Liability Composition and Debt Management
Long-term liabilities exhibited a significant contraction, falling from a peak of 38.41% in October 2020 to 26.16% in March 2026. This reduction is primarily driven by a decline in borrowings, excluding the current portion, which dropped from 26.26% in late 2020 to 18.75% by early 2026. Current liabilities remained relatively volatile, fluctuating between 13% and 18%, with a recent trend toward the higher end of that range, reaching 17.65% in March 2026.
Equity Growth and Component Analysis
Total Disney Shareholders’ equity increased from 44.67% in December 2019 to 52.97% in March 2026. A primary driver of this growth was the consistent rise in retained earnings, which climbed from 21.50% to 30.40%. Common stock and additional paid-in capital also showed a gradual increase, moving from 26.87% to 30.34%.

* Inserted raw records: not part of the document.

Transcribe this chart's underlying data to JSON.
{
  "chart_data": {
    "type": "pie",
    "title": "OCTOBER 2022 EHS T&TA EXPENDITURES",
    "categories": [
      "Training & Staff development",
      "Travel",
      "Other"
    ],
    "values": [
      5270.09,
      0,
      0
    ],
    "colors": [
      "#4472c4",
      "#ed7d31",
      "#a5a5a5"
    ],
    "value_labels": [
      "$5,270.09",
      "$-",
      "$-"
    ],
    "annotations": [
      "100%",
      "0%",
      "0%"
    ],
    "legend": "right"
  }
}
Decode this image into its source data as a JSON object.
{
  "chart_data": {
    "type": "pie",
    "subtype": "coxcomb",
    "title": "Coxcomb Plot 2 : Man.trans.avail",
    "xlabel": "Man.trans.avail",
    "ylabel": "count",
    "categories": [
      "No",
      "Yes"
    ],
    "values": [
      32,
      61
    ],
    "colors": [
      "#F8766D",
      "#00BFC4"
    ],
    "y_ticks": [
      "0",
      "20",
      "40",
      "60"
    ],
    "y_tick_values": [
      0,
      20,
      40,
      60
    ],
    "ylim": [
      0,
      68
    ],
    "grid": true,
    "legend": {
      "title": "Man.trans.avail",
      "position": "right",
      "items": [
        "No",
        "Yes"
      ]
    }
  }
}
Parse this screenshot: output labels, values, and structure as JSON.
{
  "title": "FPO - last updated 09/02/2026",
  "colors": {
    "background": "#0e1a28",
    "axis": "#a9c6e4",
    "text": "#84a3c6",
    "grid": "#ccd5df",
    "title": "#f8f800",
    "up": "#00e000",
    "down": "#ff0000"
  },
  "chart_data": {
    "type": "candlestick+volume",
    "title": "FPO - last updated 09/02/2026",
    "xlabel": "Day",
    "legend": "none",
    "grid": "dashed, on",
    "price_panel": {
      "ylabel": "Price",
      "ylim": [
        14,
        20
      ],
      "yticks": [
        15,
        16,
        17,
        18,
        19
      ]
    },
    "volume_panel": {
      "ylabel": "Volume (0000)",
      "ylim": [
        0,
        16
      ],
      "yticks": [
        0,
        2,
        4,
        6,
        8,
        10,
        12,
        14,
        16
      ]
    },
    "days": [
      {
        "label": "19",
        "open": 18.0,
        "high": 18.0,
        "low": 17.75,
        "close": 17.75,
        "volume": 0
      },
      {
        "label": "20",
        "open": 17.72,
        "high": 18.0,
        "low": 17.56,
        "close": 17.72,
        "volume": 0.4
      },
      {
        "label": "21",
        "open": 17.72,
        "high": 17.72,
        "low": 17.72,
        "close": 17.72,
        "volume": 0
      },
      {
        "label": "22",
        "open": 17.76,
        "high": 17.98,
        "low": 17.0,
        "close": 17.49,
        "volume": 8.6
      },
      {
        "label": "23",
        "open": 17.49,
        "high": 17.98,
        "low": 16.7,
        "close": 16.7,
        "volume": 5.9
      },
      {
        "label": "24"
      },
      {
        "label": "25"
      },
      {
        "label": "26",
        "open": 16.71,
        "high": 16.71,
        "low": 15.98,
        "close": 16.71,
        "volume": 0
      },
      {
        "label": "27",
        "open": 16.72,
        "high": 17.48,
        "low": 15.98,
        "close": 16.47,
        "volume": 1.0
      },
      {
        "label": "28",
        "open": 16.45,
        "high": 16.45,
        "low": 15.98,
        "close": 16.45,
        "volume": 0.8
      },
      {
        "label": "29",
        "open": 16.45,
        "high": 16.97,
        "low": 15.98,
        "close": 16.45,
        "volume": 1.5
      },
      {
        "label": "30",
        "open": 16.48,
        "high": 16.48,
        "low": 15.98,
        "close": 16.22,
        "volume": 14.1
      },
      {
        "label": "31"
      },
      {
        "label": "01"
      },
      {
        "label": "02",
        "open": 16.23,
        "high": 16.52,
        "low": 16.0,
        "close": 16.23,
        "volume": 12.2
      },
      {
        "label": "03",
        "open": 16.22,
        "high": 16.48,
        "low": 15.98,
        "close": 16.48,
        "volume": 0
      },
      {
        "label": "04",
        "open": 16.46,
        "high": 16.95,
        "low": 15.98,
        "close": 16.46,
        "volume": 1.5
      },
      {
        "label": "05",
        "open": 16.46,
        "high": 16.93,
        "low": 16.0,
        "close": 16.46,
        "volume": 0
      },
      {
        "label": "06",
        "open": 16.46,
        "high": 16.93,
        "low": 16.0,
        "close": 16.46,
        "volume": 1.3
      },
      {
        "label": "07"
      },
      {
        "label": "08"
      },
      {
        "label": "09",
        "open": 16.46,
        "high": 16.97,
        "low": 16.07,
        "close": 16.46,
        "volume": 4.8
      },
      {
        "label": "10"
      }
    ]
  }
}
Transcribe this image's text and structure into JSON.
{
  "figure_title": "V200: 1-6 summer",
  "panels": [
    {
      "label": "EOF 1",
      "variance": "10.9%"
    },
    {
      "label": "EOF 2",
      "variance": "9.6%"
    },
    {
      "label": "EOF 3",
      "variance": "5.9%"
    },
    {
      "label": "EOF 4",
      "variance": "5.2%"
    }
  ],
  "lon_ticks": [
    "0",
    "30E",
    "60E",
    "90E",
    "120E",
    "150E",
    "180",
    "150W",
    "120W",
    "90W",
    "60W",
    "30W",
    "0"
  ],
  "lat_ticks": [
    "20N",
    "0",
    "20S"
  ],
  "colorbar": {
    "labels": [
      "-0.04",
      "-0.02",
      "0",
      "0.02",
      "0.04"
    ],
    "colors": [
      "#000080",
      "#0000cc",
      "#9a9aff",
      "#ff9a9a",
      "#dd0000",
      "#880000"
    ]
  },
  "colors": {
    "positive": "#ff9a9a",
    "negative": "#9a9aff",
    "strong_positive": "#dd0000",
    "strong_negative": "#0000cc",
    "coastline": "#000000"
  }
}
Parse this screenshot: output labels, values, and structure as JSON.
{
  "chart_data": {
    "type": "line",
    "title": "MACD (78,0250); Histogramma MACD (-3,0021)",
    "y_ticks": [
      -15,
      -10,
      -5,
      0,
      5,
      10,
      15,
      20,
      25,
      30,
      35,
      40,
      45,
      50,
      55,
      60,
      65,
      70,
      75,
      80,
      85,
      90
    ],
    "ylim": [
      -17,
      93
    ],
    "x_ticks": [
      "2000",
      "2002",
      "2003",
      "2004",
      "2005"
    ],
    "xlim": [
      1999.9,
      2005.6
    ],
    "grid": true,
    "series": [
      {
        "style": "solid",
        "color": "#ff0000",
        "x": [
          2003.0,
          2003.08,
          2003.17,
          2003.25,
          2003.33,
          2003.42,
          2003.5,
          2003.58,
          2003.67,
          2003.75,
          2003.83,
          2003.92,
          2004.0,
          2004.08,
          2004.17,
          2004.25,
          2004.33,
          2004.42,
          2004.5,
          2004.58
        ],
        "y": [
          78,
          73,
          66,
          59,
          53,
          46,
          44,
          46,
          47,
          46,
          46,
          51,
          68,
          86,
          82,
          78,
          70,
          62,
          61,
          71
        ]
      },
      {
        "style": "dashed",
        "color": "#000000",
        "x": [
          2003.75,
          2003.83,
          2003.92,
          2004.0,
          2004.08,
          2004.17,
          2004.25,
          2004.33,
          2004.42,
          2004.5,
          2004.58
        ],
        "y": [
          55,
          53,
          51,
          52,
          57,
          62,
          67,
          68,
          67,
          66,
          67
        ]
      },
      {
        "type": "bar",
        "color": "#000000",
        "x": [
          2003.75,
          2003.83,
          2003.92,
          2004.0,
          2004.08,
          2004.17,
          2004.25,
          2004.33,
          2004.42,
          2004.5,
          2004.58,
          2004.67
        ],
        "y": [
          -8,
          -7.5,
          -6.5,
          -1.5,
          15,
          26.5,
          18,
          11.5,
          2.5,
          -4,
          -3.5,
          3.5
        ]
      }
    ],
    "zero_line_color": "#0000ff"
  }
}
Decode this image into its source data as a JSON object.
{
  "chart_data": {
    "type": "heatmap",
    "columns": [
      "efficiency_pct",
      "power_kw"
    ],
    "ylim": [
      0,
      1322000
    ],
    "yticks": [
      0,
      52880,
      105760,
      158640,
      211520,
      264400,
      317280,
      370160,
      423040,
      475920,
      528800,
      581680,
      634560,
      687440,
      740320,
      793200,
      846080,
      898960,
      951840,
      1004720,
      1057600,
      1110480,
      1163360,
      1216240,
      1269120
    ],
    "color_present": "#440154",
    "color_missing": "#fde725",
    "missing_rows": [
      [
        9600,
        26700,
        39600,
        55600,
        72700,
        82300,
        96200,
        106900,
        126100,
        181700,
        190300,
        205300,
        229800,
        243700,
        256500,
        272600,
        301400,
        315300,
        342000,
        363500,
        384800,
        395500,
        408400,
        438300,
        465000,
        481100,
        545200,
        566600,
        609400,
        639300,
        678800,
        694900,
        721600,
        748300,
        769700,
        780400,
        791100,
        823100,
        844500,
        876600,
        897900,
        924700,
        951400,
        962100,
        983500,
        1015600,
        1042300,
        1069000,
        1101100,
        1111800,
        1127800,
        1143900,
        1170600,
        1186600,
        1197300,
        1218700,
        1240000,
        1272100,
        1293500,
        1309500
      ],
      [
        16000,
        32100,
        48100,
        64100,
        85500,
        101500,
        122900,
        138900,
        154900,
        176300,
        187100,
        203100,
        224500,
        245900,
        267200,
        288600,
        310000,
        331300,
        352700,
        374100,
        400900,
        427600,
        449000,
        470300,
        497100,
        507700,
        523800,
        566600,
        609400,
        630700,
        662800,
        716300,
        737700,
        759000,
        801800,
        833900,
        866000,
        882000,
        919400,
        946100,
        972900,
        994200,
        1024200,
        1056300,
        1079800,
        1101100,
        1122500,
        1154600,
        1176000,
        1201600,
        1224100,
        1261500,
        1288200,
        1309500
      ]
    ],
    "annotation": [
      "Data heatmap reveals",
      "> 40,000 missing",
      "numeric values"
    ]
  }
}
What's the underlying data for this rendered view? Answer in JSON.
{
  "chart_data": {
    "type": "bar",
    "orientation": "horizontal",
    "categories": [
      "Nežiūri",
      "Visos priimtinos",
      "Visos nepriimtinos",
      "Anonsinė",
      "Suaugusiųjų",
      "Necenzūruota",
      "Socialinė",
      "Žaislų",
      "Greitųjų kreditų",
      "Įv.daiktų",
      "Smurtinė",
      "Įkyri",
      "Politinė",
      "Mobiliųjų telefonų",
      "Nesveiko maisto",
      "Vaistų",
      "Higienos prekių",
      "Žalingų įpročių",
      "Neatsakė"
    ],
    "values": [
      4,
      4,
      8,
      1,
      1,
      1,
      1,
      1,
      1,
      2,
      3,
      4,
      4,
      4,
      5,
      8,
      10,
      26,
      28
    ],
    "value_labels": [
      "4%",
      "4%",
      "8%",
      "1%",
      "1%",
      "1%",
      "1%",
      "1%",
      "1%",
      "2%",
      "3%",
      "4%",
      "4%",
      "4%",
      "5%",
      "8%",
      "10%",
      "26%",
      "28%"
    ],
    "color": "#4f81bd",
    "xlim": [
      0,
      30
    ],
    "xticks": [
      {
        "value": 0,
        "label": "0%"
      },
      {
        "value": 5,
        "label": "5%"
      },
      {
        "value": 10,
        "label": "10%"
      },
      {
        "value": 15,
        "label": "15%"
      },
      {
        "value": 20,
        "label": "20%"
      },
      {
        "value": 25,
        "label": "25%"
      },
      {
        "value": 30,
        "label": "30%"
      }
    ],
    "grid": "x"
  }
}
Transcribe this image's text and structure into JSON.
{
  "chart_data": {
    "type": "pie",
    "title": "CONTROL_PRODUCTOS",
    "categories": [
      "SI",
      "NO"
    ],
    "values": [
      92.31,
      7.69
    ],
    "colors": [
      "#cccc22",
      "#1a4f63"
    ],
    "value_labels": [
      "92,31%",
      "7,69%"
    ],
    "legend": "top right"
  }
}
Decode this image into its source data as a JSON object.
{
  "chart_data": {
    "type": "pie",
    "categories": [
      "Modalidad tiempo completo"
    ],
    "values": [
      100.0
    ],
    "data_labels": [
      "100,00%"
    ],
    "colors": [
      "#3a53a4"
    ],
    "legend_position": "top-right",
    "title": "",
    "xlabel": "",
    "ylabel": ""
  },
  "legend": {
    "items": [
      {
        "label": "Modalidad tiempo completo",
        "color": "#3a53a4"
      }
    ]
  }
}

Treasury Stock and Shareholder Returns
A notable expansion in treasury stock is observed, moving from -0.45% in 2019 to -6.33% by March 2026. This accelerating negative value indicates a significant increase in the proportion of capital utilized for share repurchases over time.
Other Financial Indicators
Accumulated other comprehensive loss showed a general trend of improvement, narrowing from a peak loss of -4.13% in October 2020 to -1.44% by March 2026. Deferred income taxes also experienced a decline in their relative weight, dropping from 4.16% in December 2019 to 2.46% in March 2026.
Overall, the data reflects a deleveraging process where the company reduced its reliance on long-term borrowings while simultaneously strengthening its equity base through retained earnings, despite the counterbalancing effect of aggressive treasury stock acquisitions.